Recent research by Dr Mark Pimentel and his team at Cedars-Sinai Hospital in Los Angeles has thrown light on possible causes for IBS. Their central theory is that IBS is a manifestation of small intestinal bacterial overgrowth (SIBO) which results in bloating, pain, and diarrhea or constipation. In this theory, bacteria accumulate in the small intestine which is normally supposed to be fairly sterile. These bacteria produce a lot of gas and interfere with nutrient absorption, as well as irritating the gut, causing low grade inflammation, increasing gut permeability, and encouraging immune reactivity which encourages food allergies.
The pertinent question is why bacteria would start to accumulate in the small intestine in the first place. This part of the gut is normally kept clear following digestion by the migrating motor complex, a series of muscle contractions which sweep residual food out of the gut fairly rapidly. Dr Pimentel’s team have proposed that a possible reason for this is that the gut motility has been compromised by damage to the enteric nervous system as the outcome of a food poisoning event.
During a bout of food poisoning, the pathogenic bacteria may produce a substance called cytolethal distending toxin (CDT) which damages cells in the gut. As a response, the immune system tries to eliminate the offending bacteria and in the process it may make antibodies to CDT. Due to a process called molecular mimicry these immune antibodies may also be tricked into attacking a human protein called vinculin which is a normal component of the nervous system of the gut. This sets up a situation where the immune system maintains an inflammatory response within the intestine even after the food poisoning has subsided. In particular, over a period of time the immune system damages neurons in the enteric nervous system, and this leads to a reduced function of the muscular control of intestinal contractions. The result of this is that the gut slows down and the lack of motion leads to a loss of normal clearance of the gut contents and encourages the growth of resident bacteria.
A person who has been diagnosed with SIBO by taking a lactulose breath test might also benefit by taking the IBSChek test which looks for the presence of immune antibodies to CDT and to vinculin. If this blood test is positive then this indicates that the root cause of the patients IBS symptoms is an autoimmune issue triggered by a food poisoning event.

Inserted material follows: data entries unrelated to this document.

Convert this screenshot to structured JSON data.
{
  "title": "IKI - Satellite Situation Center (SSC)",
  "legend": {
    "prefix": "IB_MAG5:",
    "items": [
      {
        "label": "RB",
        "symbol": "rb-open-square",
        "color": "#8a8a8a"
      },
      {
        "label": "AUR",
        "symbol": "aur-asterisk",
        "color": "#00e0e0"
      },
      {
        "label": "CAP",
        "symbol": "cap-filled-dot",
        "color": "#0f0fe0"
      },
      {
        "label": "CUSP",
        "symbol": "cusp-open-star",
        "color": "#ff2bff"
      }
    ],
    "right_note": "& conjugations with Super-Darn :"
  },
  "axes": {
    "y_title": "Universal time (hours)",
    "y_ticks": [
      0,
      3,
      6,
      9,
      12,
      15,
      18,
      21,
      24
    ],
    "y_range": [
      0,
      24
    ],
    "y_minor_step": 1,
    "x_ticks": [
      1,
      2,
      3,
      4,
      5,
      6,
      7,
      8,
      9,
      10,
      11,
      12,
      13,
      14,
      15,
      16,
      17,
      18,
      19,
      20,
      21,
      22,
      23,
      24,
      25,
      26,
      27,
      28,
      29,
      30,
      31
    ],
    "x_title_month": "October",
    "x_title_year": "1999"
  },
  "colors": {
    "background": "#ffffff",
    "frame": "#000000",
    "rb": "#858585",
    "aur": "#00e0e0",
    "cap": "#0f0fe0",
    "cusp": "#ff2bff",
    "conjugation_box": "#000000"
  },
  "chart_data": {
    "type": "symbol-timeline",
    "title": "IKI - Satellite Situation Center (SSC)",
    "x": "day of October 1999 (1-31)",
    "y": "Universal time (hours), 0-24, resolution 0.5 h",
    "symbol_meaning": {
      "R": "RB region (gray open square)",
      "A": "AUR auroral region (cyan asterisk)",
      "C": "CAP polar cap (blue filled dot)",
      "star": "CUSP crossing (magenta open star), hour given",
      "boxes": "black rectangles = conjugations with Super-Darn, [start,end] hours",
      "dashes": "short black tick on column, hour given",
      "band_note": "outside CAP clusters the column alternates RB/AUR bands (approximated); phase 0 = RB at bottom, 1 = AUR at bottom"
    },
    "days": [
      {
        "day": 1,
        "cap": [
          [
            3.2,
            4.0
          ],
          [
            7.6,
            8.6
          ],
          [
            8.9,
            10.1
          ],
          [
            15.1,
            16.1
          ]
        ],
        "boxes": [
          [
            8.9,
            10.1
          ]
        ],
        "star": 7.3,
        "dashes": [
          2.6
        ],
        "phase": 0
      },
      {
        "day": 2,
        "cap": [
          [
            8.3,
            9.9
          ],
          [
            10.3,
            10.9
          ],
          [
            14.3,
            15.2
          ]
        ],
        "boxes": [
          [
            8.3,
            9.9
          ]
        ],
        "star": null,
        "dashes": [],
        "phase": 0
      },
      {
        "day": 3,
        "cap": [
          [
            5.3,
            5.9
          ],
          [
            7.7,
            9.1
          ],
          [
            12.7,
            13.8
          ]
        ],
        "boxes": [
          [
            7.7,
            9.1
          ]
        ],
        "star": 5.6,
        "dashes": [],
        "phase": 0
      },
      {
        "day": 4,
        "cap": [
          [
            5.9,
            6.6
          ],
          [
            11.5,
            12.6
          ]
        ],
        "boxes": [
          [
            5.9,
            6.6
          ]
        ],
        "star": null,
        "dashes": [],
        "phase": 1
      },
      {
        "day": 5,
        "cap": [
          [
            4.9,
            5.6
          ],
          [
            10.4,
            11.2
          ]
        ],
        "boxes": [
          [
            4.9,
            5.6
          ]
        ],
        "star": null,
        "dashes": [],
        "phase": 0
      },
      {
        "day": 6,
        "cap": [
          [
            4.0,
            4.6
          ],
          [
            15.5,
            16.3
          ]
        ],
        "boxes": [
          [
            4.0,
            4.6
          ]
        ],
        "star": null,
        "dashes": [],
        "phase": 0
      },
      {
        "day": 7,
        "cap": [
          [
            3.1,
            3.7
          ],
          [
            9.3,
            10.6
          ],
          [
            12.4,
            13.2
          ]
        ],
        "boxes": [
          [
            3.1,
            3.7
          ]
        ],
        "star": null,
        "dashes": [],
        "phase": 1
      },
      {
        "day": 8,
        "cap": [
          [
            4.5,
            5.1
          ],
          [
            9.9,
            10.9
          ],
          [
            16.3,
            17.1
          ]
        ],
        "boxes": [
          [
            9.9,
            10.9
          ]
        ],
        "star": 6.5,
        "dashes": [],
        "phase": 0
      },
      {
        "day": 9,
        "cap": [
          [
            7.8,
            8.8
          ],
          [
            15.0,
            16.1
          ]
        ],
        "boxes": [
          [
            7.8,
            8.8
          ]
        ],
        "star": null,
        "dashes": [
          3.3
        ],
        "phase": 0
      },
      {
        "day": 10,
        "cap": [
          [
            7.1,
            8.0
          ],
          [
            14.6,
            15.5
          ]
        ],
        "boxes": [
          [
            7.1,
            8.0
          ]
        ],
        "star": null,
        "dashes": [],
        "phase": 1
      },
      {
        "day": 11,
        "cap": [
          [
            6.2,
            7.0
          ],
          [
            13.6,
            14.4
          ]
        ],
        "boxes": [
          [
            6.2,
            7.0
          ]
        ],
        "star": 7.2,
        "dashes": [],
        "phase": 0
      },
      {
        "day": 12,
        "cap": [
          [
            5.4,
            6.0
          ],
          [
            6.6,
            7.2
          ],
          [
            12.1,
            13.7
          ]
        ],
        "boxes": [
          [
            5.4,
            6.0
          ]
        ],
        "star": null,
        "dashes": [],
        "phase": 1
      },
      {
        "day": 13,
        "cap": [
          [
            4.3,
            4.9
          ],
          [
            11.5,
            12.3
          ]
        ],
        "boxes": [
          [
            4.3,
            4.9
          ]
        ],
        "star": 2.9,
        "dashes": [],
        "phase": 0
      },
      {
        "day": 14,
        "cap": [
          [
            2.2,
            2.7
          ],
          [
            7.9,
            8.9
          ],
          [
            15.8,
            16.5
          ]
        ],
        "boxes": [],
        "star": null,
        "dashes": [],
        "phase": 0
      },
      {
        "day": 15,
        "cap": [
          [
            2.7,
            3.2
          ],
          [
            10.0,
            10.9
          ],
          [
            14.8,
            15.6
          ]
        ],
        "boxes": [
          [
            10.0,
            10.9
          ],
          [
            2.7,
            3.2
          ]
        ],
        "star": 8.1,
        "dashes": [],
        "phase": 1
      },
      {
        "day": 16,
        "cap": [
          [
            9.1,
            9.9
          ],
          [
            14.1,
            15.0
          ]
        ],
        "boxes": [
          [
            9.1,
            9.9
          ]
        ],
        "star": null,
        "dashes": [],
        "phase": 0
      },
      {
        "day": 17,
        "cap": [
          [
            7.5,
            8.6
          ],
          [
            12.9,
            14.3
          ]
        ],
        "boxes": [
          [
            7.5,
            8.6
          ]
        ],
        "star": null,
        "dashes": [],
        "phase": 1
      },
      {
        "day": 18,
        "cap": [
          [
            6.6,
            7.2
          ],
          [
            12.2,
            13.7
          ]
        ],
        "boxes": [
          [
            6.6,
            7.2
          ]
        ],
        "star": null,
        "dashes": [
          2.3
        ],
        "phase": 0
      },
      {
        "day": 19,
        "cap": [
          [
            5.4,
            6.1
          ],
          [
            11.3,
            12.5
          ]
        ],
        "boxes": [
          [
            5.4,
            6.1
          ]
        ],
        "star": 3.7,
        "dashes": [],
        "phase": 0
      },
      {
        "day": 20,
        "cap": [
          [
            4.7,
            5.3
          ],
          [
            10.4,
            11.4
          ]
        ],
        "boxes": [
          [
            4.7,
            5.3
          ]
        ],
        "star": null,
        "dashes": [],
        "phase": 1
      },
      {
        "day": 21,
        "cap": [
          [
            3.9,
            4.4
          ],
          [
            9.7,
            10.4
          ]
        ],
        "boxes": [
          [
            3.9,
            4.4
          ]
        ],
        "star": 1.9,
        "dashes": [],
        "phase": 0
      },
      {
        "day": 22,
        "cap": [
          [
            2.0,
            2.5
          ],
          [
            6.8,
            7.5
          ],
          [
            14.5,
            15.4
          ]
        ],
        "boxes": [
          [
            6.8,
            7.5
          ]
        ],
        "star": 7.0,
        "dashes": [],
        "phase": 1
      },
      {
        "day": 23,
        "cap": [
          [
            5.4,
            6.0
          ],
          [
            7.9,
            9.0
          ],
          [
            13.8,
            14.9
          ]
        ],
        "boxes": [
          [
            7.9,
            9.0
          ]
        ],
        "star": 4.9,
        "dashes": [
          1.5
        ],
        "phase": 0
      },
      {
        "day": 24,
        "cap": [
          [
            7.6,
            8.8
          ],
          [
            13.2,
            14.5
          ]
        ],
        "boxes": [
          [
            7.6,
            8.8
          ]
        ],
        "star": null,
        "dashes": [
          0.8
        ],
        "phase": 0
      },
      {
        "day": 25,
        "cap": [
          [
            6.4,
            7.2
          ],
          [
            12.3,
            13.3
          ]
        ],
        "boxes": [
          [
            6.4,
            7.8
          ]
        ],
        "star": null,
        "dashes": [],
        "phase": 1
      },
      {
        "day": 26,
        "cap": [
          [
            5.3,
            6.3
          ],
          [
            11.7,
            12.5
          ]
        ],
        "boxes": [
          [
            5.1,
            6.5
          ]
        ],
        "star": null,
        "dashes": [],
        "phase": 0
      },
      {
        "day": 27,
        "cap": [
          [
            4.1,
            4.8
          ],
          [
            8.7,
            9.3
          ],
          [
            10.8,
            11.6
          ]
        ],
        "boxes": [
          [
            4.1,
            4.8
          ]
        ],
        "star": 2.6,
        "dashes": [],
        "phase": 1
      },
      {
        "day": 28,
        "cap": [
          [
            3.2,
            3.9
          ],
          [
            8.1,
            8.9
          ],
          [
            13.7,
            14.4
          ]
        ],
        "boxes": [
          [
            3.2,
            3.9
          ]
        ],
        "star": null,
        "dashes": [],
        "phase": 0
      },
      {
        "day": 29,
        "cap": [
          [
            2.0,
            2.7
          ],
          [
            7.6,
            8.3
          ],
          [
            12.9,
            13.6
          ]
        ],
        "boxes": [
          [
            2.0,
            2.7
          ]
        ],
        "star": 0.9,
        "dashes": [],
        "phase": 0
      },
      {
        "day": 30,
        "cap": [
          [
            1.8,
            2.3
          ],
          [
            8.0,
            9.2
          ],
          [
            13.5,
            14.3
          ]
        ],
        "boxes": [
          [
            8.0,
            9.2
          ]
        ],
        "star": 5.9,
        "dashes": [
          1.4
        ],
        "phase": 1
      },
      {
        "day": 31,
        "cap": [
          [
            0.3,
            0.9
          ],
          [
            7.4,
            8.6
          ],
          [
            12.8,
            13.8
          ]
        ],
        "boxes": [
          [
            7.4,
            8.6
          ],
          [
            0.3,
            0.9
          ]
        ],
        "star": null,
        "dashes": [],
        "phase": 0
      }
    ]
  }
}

The IBSChek test is a new diagnostic test that has been created by Dr Pimentel’s lab and is available through Quest Diagnostics. The test is a simple blood test and takes around three weeks to produce a result. If the result is positive it is good evidence to indicate that this autoimmune issue is the underlying cause of the patient’s IBS. If it is negative, then some other process is producing the symptoms.

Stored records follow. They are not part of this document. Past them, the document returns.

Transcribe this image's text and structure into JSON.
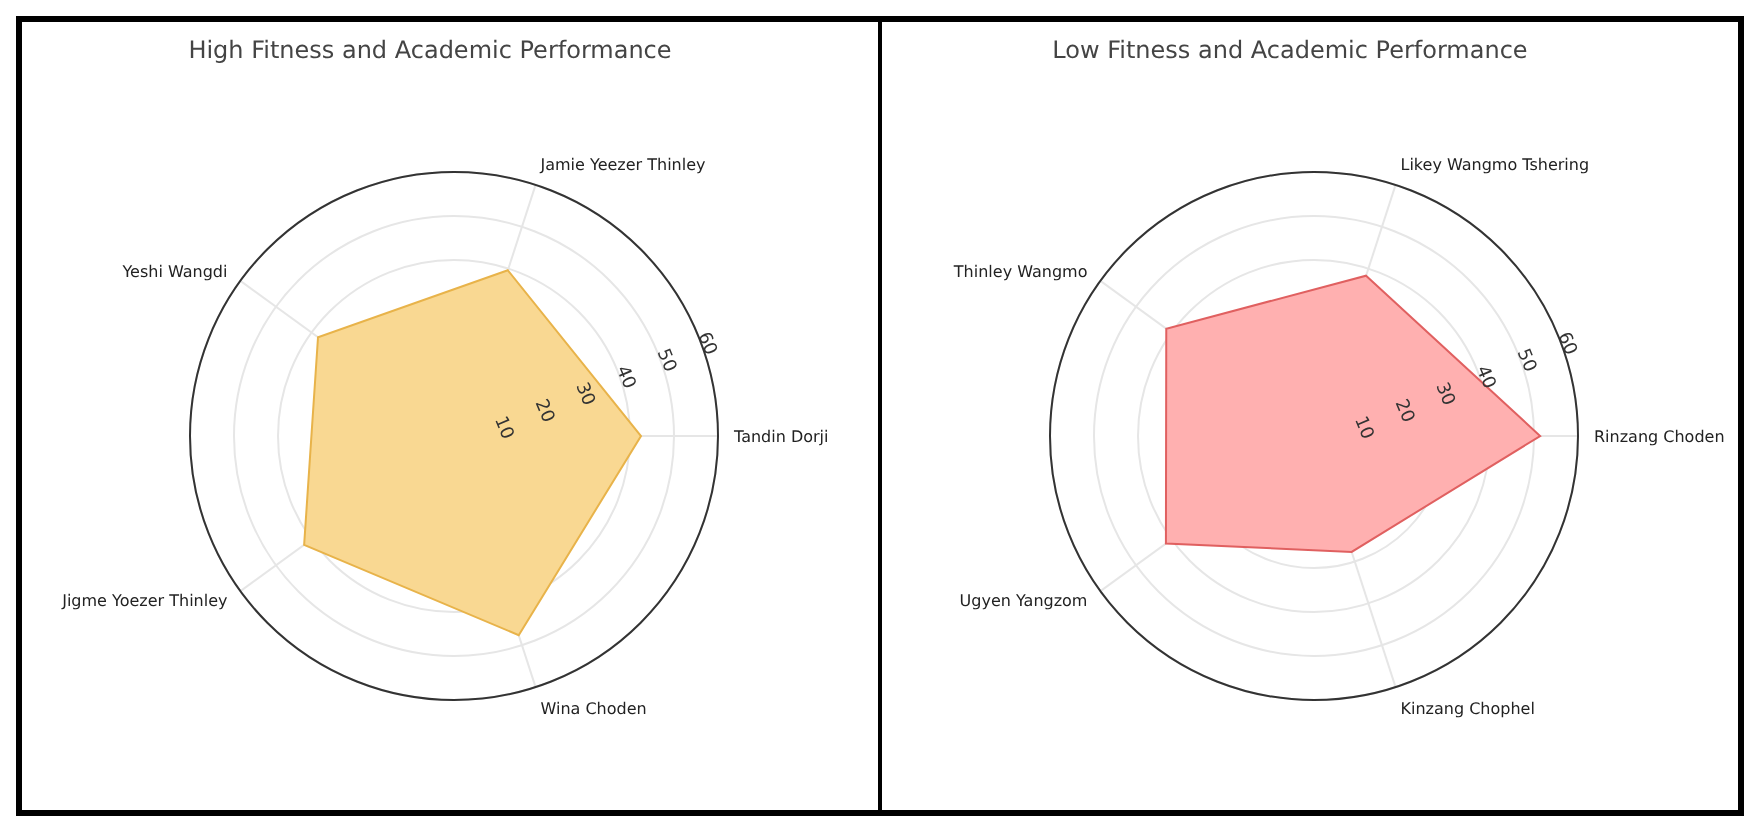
{
  "chart_data": [
    {
      "type": "radar",
      "title": "High Fitness and Academic Performance",
      "categories": [
        "Jamie Yeezer Thinley",
        "Tandin Dorji",
        "Wina Choden",
        "Jigme Yoezer Thinley",
        "Yeshi Wangdi"
      ],
      "series": [
        {
          "color": "#f9d892",
          "values": [
            39.6,
            42.5,
            47.6,
            42.1,
            38.2
          ]
        }
      ],
      "ylim": [
        0,
        60
      ],
      "yticks": [
        10,
        20,
        30,
        40,
        50,
        60
      ],
      "grid": true
    },
    {
      "type": "radar",
      "title": "Low Fitness and Academic Performance",
      "categories": [
        "Likey Wangmo Tshering",
        "Rinzang Choden",
        "Kinzang Chophel",
        "Ugyen Yangzom",
        "Thinley Wangmo"
      ],
      "series": [
        {
          "color": "#ffb0b0",
          "values": [
            38.3,
            51.4,
            27.7,
            41.6,
            41.5
          ]
        }
      ],
      "ylim": [
        0,
        60
      ],
      "yticks": [
        10,
        20,
        30,
        40,
        50,
        60
      ],
      "grid": true
    }
  ]
}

There is no conventional therapy available which can heal the autoimmune issue that is flagged by this test. Studies indicate that around 50% of post-infectious IBS patients improve with time. This may be because there is a turn-over of immune cells in the body, and so the inappropriate activation may slowly reduce, along with the chronic mucosal immunologic dysregulation and altered intestinal permeability associated with this condition. The presence of untreated anxiety and depression reduces the chance of recovery, which in any case may take some years. There may be other less conventional therapies which can address immune system health.